Day 2 Theme: Documentation Modes & Methods for Access & Study
Morning focus: Affordances and constraints of various modes of documentation
Reading #6: Abigail De Kosnik’s Rogue Archives
We pick back up on Day 2 with our discussion about documentation with Abigail De Kosnik’s Rogue Archives. The book argues that that it is not necessarily a system controlled by trained experts that preserves memory; instead, preservation requires individuals working independently or together to keep cultural memory alive. She cites four ways that “[M]emory has gone rogue”: 1) the who, non-trained practitioners undertaking it, 2) the how, methods have changed (e.g. remix), and 3) the when, temporality, and 4) the what, form.
Questions to Ponder:
- What methods are currently being used to document performance-based activities?
- Is there any overlap between print-based archive and digital-based repertoire methodology?
Reading #7: Robert Coover’s “End of Books”
This seminal essay (with its provocative title) does not claim that books will go away or that the print medium will disappear; rather he talks about hypertext narrative and its challenges as it was emerging in the early 1990s.
Questions to Ponder:
- Of the four challenges to hypertext narrative Coover identifies, have any been suitably addressed 25 years later?

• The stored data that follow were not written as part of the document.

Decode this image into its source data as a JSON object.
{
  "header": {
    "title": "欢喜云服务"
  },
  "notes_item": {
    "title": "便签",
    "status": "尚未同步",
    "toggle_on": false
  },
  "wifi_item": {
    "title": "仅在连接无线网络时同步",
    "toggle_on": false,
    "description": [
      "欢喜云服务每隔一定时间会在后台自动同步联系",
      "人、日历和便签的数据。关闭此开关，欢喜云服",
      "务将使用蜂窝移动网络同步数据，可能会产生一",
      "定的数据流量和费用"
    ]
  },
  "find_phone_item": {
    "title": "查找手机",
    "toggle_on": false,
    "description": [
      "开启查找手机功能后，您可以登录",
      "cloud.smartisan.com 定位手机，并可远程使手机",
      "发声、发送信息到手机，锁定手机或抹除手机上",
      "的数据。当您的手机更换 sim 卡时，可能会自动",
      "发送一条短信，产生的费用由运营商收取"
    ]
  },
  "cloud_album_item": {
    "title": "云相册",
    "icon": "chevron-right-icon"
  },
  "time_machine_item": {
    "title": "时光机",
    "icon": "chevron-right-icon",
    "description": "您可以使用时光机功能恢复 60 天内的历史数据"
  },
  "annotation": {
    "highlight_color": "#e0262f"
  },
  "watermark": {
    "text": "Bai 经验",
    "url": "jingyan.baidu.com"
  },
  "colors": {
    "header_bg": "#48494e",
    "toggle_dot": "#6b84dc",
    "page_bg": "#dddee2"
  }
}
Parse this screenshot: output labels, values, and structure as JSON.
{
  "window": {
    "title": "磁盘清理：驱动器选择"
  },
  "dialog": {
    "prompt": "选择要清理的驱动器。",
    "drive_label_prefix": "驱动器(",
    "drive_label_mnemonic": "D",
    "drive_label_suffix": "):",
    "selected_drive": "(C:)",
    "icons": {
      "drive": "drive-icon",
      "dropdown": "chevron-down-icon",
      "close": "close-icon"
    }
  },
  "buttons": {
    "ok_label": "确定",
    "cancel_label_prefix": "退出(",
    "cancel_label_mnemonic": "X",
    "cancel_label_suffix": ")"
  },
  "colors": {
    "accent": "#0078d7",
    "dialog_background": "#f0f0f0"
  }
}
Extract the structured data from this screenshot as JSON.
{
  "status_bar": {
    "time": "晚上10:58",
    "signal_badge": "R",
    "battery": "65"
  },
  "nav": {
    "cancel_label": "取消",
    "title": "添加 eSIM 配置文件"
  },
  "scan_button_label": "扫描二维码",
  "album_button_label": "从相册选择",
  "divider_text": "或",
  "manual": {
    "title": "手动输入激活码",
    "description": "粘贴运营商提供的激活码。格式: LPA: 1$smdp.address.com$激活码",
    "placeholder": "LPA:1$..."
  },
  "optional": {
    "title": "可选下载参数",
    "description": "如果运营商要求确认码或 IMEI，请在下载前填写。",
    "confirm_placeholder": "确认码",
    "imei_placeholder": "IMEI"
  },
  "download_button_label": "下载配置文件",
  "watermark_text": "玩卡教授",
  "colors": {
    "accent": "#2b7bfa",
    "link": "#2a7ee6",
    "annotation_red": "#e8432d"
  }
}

- Where has narrative produced for and with digital technology gone since the publication of the essay?
- What has become of hypertext?
Day 5: Curatorial Practices for Presenting Documentation
Focus: Theory and practice of curating; final presentation of documentation project
Reading #8: Liz Wells’ “Curatorial Strategy as Critical Intervention”
We end the week’s readings by returning to curating. What interests us about Wells’ essay, which is aimed at media art and performance, is how it fits with DH practices. It is also useful in that challenges us to reflect on ways archives can be seen as the focus for exhibitions.
Questions to Ponder:
- Based on Wells’ definition of exhibition, can an archive be an exhibit?
- What research practices differ between the creation of an exhibition and an archive?
- What knowledge do we gain by thinking of exhibition and archive from both an art and humanities perspective?
Reading #9: Hans Ulrich Obrist’s Interview with Ingo Niermann, entitled “The Elephant Trunk in Dubai”
This essay hints to the process that led Obrist to reenvision the exhibition, an act that led to his reputation as a curator. It also raises questions about the role of literature and archives in exhibition.
Questions to Ponder:
- Have print- based practices relating to archiving, preserving, and exhibiting resulted in an acceptance of complacency that needs to be shaken?
- How much of the work we do with archiving focused on people and not the archive or the objects being archived? Does this matter?
- What role does transformation of the self play in archiving and preserving works?